By Stringer Asset Management
Our strategic and tactical work suggests that both the market and economic recoveries will persist, albeit at a slower pace. It may take more than a year for the U.S. economy to regain its previous level of activity and employment, but the recovery is well on its way. The economic backdrop is promising, and we think the massive and speedy recovery in the third quarter following a brief, yet steep, economic decline will mark the shortest recession in U.S. history dating back to 1852. The U.S. economy likely expanded by roughly 30% on an annualized basis this past quarter based on the indicators we monitor. Future growth will slow but should continue for the next few years.

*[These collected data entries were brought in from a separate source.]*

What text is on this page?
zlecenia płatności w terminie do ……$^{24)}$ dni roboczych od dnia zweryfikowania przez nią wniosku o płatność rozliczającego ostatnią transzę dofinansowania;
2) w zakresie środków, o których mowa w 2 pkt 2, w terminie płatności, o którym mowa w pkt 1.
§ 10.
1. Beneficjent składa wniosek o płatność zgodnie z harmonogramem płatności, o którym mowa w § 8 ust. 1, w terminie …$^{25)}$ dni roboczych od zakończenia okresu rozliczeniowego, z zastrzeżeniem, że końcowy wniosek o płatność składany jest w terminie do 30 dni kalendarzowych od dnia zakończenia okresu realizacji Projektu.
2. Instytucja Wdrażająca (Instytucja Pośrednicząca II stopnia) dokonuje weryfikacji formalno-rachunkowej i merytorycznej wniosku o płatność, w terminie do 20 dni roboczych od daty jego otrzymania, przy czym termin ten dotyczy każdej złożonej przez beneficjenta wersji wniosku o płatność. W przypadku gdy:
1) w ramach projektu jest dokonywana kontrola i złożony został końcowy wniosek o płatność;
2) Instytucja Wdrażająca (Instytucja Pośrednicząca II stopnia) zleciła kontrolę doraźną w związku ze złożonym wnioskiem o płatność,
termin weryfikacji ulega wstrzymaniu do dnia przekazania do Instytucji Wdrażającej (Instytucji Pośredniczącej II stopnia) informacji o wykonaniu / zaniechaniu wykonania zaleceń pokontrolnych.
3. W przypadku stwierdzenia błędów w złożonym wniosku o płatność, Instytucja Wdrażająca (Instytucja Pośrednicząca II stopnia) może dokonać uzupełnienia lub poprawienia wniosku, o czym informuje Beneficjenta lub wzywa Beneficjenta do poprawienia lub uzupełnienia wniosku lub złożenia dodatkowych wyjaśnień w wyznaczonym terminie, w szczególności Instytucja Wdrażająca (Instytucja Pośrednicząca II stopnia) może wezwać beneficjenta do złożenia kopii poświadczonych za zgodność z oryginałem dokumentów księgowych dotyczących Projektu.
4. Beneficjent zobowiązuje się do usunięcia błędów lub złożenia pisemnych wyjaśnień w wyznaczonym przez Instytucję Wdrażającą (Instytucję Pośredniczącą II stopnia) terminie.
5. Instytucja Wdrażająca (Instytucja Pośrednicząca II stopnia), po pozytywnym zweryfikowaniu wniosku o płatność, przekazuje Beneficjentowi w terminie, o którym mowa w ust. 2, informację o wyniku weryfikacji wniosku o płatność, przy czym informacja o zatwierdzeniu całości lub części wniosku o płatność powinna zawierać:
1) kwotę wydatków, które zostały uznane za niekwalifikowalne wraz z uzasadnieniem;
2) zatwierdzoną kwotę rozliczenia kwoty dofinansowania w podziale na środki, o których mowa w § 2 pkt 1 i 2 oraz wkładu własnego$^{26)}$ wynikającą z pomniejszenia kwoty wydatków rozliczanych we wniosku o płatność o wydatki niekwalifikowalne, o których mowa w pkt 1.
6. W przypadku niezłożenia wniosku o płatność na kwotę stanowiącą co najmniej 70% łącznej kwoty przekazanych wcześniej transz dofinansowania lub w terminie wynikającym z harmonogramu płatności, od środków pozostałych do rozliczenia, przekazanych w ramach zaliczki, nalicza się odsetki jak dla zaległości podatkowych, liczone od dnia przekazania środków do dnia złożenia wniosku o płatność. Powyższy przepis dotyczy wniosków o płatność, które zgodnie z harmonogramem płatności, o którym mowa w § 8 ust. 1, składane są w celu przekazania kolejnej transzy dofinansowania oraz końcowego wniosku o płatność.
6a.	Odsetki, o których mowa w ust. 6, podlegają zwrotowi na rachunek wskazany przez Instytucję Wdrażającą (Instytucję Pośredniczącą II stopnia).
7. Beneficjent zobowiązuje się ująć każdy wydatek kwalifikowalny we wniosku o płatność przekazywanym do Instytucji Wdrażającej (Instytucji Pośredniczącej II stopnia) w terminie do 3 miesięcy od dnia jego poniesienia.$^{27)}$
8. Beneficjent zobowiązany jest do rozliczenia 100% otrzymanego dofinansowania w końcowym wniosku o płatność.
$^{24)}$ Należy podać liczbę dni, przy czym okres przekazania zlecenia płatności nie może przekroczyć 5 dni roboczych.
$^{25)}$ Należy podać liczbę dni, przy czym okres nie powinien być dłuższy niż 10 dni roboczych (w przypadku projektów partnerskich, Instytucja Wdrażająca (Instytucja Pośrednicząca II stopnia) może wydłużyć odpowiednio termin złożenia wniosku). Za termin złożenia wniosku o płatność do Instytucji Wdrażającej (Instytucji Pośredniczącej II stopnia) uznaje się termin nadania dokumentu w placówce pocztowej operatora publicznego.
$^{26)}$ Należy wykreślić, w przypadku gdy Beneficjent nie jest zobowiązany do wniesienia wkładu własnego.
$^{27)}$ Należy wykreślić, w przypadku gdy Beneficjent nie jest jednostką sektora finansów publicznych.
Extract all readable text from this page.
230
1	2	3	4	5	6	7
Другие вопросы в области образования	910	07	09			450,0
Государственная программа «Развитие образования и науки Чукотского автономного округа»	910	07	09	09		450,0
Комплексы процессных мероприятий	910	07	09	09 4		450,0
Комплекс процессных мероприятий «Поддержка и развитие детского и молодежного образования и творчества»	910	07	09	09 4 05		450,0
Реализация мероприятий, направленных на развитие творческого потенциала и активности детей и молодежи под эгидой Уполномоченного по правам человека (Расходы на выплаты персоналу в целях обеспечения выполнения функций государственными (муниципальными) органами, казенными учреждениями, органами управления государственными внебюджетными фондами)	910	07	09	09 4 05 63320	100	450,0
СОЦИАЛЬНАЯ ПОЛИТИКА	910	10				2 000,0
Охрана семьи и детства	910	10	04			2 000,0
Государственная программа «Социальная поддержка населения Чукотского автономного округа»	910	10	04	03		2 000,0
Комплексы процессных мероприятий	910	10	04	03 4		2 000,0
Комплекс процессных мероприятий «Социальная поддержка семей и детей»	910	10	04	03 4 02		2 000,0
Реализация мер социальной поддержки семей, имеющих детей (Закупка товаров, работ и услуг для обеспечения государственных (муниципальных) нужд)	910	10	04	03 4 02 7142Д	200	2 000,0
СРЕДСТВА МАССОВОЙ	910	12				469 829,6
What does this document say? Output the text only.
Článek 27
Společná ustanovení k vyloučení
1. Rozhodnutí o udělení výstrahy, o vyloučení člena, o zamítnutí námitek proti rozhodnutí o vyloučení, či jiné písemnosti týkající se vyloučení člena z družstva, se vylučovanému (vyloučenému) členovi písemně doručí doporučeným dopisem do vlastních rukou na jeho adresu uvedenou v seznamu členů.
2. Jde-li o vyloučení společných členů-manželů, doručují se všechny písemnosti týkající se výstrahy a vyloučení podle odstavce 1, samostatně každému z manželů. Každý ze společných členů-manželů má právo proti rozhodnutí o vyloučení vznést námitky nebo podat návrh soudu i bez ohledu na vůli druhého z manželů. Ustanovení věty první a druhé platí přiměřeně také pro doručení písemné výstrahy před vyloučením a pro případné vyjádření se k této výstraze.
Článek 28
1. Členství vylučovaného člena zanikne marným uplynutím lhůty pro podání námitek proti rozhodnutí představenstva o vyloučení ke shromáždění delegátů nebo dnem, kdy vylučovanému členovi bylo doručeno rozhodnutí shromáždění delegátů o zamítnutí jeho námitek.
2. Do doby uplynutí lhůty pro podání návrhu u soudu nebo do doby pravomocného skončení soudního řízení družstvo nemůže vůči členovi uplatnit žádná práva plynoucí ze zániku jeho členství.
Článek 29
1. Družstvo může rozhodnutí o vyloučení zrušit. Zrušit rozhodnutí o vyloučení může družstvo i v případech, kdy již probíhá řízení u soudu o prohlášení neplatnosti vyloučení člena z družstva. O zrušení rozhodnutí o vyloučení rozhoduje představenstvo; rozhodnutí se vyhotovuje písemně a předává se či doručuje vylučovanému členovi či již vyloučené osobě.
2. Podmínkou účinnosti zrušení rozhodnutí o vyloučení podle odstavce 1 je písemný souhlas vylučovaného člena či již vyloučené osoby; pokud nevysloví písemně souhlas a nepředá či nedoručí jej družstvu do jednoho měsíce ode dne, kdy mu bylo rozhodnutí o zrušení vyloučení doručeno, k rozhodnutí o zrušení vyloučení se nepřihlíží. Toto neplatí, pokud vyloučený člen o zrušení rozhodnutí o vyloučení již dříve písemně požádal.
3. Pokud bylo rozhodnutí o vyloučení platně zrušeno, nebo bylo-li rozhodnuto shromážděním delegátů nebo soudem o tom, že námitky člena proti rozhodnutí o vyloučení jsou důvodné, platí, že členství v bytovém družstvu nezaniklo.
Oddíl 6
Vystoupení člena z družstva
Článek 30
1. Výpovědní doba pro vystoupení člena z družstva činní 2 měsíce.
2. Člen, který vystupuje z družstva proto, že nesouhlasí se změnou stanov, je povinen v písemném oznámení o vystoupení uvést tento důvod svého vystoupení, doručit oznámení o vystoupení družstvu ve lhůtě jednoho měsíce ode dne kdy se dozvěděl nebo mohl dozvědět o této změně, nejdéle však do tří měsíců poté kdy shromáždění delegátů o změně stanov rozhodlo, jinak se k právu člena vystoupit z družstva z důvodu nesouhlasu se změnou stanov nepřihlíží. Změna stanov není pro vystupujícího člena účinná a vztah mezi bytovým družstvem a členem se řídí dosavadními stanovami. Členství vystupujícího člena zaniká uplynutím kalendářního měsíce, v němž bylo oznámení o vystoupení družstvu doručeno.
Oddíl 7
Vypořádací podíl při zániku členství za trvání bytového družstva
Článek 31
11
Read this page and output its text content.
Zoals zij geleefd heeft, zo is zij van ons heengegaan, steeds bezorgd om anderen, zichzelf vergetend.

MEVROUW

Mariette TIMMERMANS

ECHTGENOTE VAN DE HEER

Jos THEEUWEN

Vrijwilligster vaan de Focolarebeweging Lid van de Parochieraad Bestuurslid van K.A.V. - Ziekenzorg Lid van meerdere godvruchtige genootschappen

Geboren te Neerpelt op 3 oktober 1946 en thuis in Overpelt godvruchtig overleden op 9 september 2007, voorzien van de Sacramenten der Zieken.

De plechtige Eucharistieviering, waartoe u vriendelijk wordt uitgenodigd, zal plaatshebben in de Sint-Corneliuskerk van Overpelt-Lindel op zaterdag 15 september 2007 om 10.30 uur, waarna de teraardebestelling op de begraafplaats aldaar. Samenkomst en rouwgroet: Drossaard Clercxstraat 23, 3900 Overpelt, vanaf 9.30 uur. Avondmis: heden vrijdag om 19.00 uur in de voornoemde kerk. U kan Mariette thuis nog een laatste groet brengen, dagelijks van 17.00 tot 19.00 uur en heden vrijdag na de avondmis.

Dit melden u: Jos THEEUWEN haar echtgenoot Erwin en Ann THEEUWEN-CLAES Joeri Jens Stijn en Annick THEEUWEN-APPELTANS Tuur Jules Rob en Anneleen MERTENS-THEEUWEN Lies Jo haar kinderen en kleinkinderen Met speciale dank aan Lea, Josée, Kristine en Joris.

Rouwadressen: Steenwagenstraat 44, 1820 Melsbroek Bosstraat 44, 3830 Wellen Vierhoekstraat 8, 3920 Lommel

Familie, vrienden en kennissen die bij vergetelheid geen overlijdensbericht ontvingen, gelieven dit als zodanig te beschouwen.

The U.S. Federal Reserve’s (the Fed) huge monetary support initially served to stabilize the financial markets and will continue to support a favorable environment for growth. In fact, the Fed’s balance sheet has grown nearly 83% from this point last year, which is twice the pace of the European Central Bank and four times as much as the Bank of Japan. As a result, our most sensitive leading indicators, such as liquidity growth, inflation expectations, and the prices of industrial metals, started to turn upwards in April and May. These trends continue today. In fact, on a year-over-year basis, liquidity growth in the U.S., as measured by narrow money or M1, has grown by almost 45%, which is the fastest pace of any major economy in the world.
As a result, market-based inflation expectations have improved in the U.S. better than in any other country. This suggests that the Fed’s policy actions have not only helped to stabilize the markets, but also are helping to improve economic activity.